Constructing the self
If women’s experiences inspired Angeles’ collection, art inspired Rodrigo dela Peña Jr.’s first-placing English poetry collection, “Self-portrait with Plastic Bag,” in which he said he “became interested in exploring how a sense of self is constructed and how it may, in turn, be deconstructed through a poem.”
“I remember being enthralled by Georgette Chen’s Self-Portrait when I first saw it at the National Gallery of Singapore. The painting’s quiet confidence spoke to me and seemed to be telling me something,” dela Peña said.
“But I was also inspired by ordinary things, such as a plastic bag (a nod to the film American Beauty) and a carpenter’s tools. It’s a matter of being open and alert to poetic possibilities that might unfold,” he added.
According to the 36-year-old, who works as a project manager in a Singaporean events company, it took him about a year to finish “Self-portrait” while preoccupied with other writing projects.
“I do prefer to take my time when writing a poem and I’ve never written a complete poem in just one sitting, so one year to complete this suite of poems sounds about right,” he said.
Dela Peña’s latest win came after he nabbed third prize in 2015 for the now-published Aria and Trumpet Flourish and second prize last year for “Blood Compact,” both in the poetry in English category.
It also came three months after his Noli Me Tangere-inspired collection, “Tangere,” was named a finalist in Singapore’s Gaudy Boy Poetry Book Prize. Another Singapore-based Filipino poet, Lawrence L. Ypil, won that award in August.
Literary Life published three poems from that collection—“Correspondence,” “Exchanges” and “In the Woods”—in the last three months.
As for the poems in “Self-portrait,” some will see print in the forthcoming Likhaan journal, while a few others were already featured in other publications. The collection’s opening poem, “You Did Not Ask to be Born,” is published here for the first time.

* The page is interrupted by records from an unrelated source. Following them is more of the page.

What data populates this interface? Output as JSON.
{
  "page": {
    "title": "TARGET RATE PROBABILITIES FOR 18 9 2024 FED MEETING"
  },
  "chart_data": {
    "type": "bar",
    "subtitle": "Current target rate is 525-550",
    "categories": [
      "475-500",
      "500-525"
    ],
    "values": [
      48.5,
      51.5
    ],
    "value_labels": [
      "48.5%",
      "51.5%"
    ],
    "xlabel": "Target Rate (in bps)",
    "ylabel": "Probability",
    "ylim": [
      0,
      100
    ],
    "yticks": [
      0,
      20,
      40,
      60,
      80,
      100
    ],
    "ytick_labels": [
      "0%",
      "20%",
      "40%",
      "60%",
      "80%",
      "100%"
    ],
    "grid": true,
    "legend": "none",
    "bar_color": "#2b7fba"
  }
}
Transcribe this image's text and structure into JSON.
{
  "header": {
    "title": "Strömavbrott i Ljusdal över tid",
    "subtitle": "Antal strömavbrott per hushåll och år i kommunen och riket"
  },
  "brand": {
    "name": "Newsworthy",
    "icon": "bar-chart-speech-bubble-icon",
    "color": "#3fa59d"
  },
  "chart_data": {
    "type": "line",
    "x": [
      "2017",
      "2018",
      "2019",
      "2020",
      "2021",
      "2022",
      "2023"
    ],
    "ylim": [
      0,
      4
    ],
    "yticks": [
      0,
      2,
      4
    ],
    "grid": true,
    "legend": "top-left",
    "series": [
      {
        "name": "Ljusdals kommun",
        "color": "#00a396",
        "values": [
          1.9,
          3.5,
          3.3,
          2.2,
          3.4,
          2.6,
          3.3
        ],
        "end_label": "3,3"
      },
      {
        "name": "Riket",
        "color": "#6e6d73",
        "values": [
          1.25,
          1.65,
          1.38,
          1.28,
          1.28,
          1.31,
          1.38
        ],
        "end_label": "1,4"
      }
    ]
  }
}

As the winning works of Lopez, Angeles and dela Peña, and those of the rest of this year’s Palanca awardees prove, Philippine literature continues to flourish in ways both expected and unexpected. That they continue to be recognized should encourage other writers, especially aspiring ones, to follow their example and persevere in the literary life. For most, if not all of them, it is a life like no other.